Oybama
By Uri Avnery
(source: Uri Avnery’s Column)
This week I enjoyed an hour of happiness.
I was on my way home, after collecting William Polk’s new book about Iran. I admire the wisdom of this former State Department official.
I was walking on the seaside promenade, when I was seized by a desire to go down to the seashore. I sat down on a chair on the sand, sipped a coffee and smoked an Arab water-pipe, the only smoke I allow myself from time to time. A ray of the mild winter sun painted a golden path on the water, and a lone surfer rode on the white foam of the waves.
The shore was almost deserted. A stranger waved at me from afar. Some passing youngsters from abroad asked to try my pipe. From time to time my gaze wandered to far-away Jaffa jutting out into the sea, a beautiful sight.
FOR A moment I was in a world that was all good, far from the depressing items that were prominent in the morning paper. And then I remembered that I had felt the same way many-many years ago.

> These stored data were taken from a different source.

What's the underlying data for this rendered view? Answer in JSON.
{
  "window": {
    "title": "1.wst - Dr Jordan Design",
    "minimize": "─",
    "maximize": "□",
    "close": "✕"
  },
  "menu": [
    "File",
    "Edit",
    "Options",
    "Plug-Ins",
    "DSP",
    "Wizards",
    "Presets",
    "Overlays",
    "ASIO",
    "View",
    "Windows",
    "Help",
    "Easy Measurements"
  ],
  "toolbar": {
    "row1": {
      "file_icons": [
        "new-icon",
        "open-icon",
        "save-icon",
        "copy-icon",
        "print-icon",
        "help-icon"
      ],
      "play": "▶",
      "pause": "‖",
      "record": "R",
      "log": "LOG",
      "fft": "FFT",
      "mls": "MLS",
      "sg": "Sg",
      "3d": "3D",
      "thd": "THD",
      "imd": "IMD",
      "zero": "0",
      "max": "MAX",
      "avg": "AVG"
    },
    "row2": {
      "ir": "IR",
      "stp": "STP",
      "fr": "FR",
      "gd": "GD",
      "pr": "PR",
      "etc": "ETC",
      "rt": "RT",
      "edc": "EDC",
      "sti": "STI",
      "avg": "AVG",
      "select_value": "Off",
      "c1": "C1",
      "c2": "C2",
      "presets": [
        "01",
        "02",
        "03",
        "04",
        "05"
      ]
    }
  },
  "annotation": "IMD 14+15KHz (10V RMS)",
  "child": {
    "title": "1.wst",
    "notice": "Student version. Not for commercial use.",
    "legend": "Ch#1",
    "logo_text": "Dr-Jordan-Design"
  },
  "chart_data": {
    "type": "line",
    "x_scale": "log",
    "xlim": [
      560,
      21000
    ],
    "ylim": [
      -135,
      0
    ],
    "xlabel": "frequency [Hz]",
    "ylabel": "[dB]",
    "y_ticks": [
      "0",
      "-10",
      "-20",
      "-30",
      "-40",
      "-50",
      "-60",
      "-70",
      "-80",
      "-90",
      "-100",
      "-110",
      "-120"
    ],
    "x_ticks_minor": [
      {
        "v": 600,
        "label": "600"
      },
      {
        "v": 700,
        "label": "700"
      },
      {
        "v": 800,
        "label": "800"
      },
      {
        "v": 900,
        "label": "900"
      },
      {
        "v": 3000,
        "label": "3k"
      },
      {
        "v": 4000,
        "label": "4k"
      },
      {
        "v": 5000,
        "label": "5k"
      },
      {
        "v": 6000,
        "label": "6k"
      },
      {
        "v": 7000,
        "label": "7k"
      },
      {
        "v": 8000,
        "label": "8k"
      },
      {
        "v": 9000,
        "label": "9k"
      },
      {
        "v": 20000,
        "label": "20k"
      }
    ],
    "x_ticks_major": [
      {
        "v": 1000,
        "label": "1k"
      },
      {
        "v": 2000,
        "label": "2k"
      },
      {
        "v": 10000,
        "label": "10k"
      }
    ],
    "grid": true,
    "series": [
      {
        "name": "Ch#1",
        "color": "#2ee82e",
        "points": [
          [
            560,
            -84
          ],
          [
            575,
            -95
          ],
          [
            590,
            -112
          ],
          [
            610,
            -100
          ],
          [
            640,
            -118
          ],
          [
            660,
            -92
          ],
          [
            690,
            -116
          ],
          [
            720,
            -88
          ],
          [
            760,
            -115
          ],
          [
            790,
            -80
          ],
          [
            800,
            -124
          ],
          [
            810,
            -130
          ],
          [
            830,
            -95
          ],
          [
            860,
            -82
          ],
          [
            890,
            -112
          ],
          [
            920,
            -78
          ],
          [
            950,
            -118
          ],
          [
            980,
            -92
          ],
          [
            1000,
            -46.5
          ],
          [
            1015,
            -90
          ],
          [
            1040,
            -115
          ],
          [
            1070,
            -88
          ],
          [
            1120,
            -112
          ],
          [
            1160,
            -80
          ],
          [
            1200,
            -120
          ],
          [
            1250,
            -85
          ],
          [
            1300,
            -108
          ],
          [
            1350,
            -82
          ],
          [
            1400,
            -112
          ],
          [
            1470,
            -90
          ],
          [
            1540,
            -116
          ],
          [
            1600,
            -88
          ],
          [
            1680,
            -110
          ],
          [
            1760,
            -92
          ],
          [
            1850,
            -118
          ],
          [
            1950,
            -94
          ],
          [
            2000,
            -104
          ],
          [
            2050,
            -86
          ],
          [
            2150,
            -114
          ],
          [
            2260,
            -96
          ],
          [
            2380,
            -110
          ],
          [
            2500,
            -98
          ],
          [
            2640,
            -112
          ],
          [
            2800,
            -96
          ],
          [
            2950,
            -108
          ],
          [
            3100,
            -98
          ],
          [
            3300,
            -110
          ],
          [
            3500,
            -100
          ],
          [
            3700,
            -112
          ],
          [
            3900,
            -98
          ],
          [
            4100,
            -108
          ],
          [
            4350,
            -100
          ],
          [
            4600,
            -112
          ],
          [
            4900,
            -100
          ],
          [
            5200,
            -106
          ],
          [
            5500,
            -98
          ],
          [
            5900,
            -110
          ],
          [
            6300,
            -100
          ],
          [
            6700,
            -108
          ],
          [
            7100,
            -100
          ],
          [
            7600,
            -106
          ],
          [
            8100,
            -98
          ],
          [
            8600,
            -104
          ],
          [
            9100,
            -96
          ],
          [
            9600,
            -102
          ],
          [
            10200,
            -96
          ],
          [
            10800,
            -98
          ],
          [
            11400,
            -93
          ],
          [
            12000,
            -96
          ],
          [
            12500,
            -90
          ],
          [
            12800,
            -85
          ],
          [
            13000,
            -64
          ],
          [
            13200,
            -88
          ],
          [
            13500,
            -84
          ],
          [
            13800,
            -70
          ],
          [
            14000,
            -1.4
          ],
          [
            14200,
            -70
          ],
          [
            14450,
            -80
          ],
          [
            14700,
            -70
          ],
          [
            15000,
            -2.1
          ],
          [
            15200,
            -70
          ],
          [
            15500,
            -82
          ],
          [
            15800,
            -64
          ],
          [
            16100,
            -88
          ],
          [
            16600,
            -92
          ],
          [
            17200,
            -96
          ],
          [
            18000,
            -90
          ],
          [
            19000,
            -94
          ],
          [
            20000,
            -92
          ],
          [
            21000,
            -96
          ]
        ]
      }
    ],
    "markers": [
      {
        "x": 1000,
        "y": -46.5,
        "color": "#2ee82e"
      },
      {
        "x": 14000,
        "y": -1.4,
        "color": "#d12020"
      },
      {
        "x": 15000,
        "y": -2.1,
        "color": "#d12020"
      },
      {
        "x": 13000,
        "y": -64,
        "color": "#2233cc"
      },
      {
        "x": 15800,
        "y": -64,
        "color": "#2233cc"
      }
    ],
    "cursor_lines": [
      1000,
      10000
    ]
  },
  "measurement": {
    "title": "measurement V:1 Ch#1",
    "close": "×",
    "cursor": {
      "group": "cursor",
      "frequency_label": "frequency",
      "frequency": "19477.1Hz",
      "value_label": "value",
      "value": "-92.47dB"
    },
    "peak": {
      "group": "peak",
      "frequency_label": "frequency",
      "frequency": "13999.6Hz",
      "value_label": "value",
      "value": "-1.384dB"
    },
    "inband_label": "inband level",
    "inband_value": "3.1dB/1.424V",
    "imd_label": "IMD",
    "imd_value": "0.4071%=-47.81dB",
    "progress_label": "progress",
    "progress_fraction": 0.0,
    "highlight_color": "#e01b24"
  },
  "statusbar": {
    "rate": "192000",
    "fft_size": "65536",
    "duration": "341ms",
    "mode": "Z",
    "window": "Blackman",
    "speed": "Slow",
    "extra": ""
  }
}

It was 68 years ago, in exactly the same spot. It was also a pleasant winter day, facing a stormy sea. I was on sick leave, after a severe attack of typhoid fever. I was sitting on a deck chair, warming myself under the gentle winter sun. I felt my strength coming back to me after the debilitating disease, I forgot the far-away World War. I was 18 years old and the world was perfect.
I remember the book I was reading: Oswald Spengler’s “Decline of the West”, a forbidding tome that painted an entirely new picture of world history. Instead of the then accepted landscape in which a straight line of progress led from ancient times to the Middle Ages, and from there to the modern era, Spengler painted a landscape of mountain chains, in which one civilization follows another, each one being born, growing up, getting old and dying, much like a human being.